Oleh: Musyrifah
PWMU.CO – Dalam Persyarikatan Muhammadiyah, laki-laki dan perempuan memiliki kesempatan dan peran yang sama dalam menggerakkan dan memajukan masyarakat, tidak ada ketidaksetaraan gender.
Berbicara tentang sosok perempuan tidak akan ada habisnya, karena perempuan sudah menjadi bagian penting dunia.
Kita tentu ingat dan sejarah juga telah mencatat, pejuang-pejuang perempuan sampai berdarah-darah memperjuangkan gagasan tentang emansipasi wanita, salah satunya adalah RA. Kartini. Nama yang harum mewangi sepanjang sejarah Indonesia, tak lekang dimakan zaman. Ia tak sekadar tokoh emansipasi wanita tetapi pejuang pembongkar belenggu ketidaksetaraan.
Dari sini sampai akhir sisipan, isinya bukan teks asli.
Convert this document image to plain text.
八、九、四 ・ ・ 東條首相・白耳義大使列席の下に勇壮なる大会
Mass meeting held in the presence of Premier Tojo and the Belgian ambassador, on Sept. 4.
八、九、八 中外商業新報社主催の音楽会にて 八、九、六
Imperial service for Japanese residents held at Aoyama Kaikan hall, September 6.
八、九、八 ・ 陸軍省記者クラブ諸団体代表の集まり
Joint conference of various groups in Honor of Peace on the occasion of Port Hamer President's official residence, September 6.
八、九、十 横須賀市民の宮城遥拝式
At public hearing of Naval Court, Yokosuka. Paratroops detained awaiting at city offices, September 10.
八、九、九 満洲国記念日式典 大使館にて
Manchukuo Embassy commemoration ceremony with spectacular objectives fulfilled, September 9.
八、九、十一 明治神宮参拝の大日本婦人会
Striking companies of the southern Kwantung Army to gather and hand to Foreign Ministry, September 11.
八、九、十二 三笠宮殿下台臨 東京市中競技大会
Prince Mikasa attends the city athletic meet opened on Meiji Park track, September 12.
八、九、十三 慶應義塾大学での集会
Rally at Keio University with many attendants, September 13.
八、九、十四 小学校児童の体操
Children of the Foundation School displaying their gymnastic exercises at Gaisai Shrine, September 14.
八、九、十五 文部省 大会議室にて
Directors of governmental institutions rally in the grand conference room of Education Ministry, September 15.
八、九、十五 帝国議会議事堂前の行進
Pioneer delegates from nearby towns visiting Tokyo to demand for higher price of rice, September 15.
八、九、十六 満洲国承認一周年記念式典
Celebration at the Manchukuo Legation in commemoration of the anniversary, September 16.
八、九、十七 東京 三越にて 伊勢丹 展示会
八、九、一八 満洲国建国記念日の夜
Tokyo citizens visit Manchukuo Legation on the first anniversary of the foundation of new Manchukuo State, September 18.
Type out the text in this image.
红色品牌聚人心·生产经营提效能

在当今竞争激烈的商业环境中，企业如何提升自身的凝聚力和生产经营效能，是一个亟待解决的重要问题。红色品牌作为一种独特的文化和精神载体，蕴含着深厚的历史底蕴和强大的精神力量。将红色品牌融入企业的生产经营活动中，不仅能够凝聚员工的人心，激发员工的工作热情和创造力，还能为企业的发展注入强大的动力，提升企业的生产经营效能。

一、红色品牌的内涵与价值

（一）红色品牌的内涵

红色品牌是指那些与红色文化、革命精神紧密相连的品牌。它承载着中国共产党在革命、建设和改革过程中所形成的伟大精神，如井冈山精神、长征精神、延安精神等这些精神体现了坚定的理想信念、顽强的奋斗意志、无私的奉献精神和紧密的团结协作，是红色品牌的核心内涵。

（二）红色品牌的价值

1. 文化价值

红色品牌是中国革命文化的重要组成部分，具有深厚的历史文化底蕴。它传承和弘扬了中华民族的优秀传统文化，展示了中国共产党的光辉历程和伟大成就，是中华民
Sejarah juga mencatat tokoh perempuan lainnya yaitu Nyai Siti Walidah, istri KH Ahmad Dahlan. Beliau juga seorang tokoh emansipasi perempuan. Tokoh yang memperjuangkan kesetaraan dan keadilan untuk perempuan melalui gagasan dan aksi. Mulai dari memberikan pencerahan pendidikan, keagamaan, menolong anak-anak yatim, serta menanamkan sifat nasionalisme kebangsaan dalam upaya mengambil peran pergerakan nasional pada perempuan.
Selain kedua tokoh di atas masih banyak lagi tokoh-tokoh nasional yang telah berjuang mengangkat derajat perempuan agar tidak dianggap sebagai sosok yang lemah dan tidak berdaya, melainkan dianggap sebagai sosok yang diperhitungkan.
Dalam gerakan pencerahannya, Muhammadiyah terus bergerak dalam mengemban misi dakwah dan tajdid untuk menghadirkan ajaran agama Islam sebagai ajaran yang mengembangkan sikap tengahan (wasathiyah), membangun perdamaian, menghargai kemajemukan, menghormati harkat dan martabat laki-laki maupun perempuan dalam mencerdaskan kehidupan.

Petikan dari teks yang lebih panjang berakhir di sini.